True leadership takes place not primarily during rousing speeches or in flashy photographs. Even written addresses fall short of what true leadership is meant to be. True leadership is a flame passed from one soul to the next by the power of living example. By spending time with great people, you learn how to be a great person. What makes the deepest impression is not what they say but how they say it, and even more importantly, not what they say but what they do.

It’s like turning on the light – suddenly, nobody needs to explain what it means to be pure, to be brilliant, to be kind, to be godly. You see for yourself, and it’s so obvious and beautiful you can’t help feeling your heart flutter towards it with the yearning of a moth to a flame. You want your old habits and patterns of thought to be consumed. You want to grow wings for that sweet yearning to burst out of your chest, to take you in flight, to be that person you dream of being.

That’s what we Torah observant Jews call shimush talmidey chachomim. That was what humble, unassuming Yehoshua was all about. And that was what we would need most of all upon leaving the manna-and-clouds-of-glory existence of the desert.

Now retaining G-d consciousness would have to compete with finding food by the sweat of our brows. Who would we become when we entered Canaan? Hopefully we would all become like Yehoshua.


Keeping It Real

It’s been a long, hard two-thousand-odd years. We left the Sinai Desert a long, long time ago. The world has gotten faster and louder and scarier. Then they faced agriculture and idols. Now we face i-phones and entire industries built for the singular purpose of making people sick. Addictions are rampant. Destructive, thoughtless behavior is at an all-time high. Streets scream desperation and sunken eyes everywhere tell the same story.

We need moonlight now more than ever.

When Moshe went up to Mount Sinai to receive the Torah, Yehoshua followed close behind. He couldn’t ascend the mountain with his mentor – nobody could, figuratively or literally – but he came as close as possible. Then he waited. He waited for an hour. Two hours. Twelve hours. A day. A week…
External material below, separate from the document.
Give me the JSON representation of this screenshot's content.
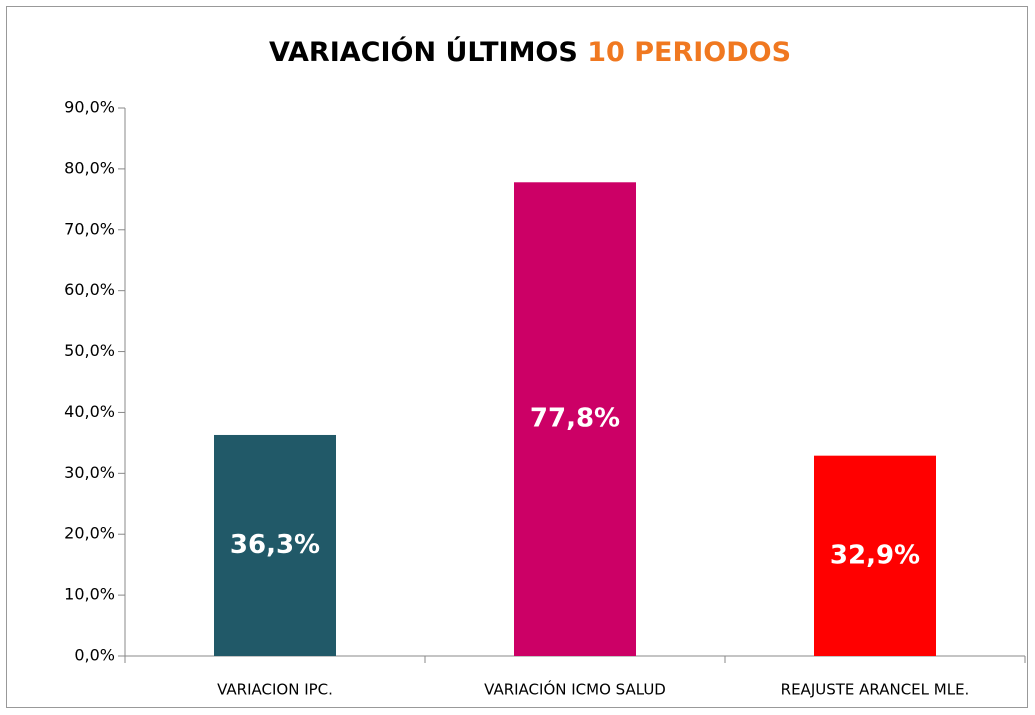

Yehoshua stood at the foot of the mountain, as near as he possibly could come to his beloved master, waiting in electric anticipation for forty days. Forty days! That’s over a month. Yehoshua did not leave the foot of Mount Sinai for one moment. He wanted to be the first one to catch a glimpse of his teacher descending with the Torah, his clear-sighted and wondrous teacher who would now have the tools to bring the entire world along with him.
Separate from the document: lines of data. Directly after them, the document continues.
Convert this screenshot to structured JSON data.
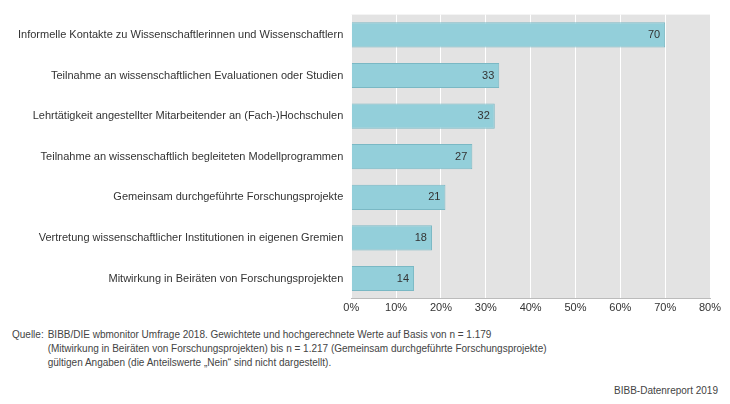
{
  "chart_data": {
    "type": "bar",
    "orientation": "horizontal",
    "categories": [
      "Informelle Kontakte zu Wissenschaftlerinnen und Wissenschaftlern",
      "Teilnahme an wissenschaftlichen Evaluationen oder Studien",
      "Lehrtätigkeit angestellter Mitarbeitender an (Fach-)Hochschulen",
      "Teilnahme an wissenschaftlich begleiteten Modellprogrammen",
      "Gemeinsam durchgeführte Forschungsprojekte",
      "Vertretung wissenschaftlicher Institutionen in eigenen Gremien",
      "Mitwirkung in Beiräten von Forschungsprojekten"
    ],
    "values": [
      70,
      33,
      32,
      27,
      21,
      18,
      14
    ],
    "color": "#93cfda",
    "data_labels": true,
    "grid": true,
    "xlim": [
      0,
      80
    ],
    "xticks": [
      {
        "value": 0,
        "label": "0%"
      },
      {
        "value": 10,
        "label": "10%"
      },
      {
        "value": 20,
        "label": "20%"
      },
      {
        "value": 30,
        "label": "30%"
      },
      {
        "value": 40,
        "label": "40%"
      },
      {
        "value": 50,
        "label": "50%"
      },
      {
        "value": 60,
        "label": "60%"
      },
      {
        "value": 70,
        "label": "70%"
      },
      {
        "value": 80,
        "label": "80%"
      }
    ],
    "source_label": "Quelle:",
    "source": [
      "BIBB/DIE wbmonitor Umfrage 2018. Gewichtete und hochgerechnete Werte auf Basis von n = 1.179",
      "(Mitwirkung in Beiräten von Forschungsprojekten) bis n = 1.217 (Gemeinsam durchgeführte Forschungsprojekte)",
      "gültigen Angaben (die Anteilswerte „Nein“ sind nicht dargestellt)."
    ],
    "credit": "BIBB-Datenreport 2019"
  }
}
Yehoshua wanted Torah. He wanted to be close to G-d. And he knew that in order to come close to G-d, he had better stay as close as he possibly could to Moshe because Moshe had the keys.

It wasn’t brilliance or charisma or tactical ability that gave Moshe the go-ahead to select Yehoshua as the Jewish People’s next commander-in-chief. It was G-d Himself. Only G-d Himself could know exactly how pure Yehoshua’s intentions were. Only G-d Himself could testify to the authenticity that drove Yehoshua to such lengths to receive all he could from his teacher Moshe. Only G-d Himself could see quite how brightly the flame of Torah burned in Yehoshua’s heart.

The most important lesson we could take into a world of distractions from Torah was that Torah is real. It’s not a philosophy or a scholarly pursuit or a nationalistic ideal. It’s a living tradition of how to think, emotionally process, perceive, behave, be in a world of darkness and confusion. It’s a flowing electric current that must be tapped into from real people, who received it from real people, who received it from real people going all the way back to Moshe himself.

We can all do this. Go find yourself a rabbi with an authentic mesorah. To you, he will be like the sun. But your face? Soon enough your face will shine unto this dark world like the light of the moon.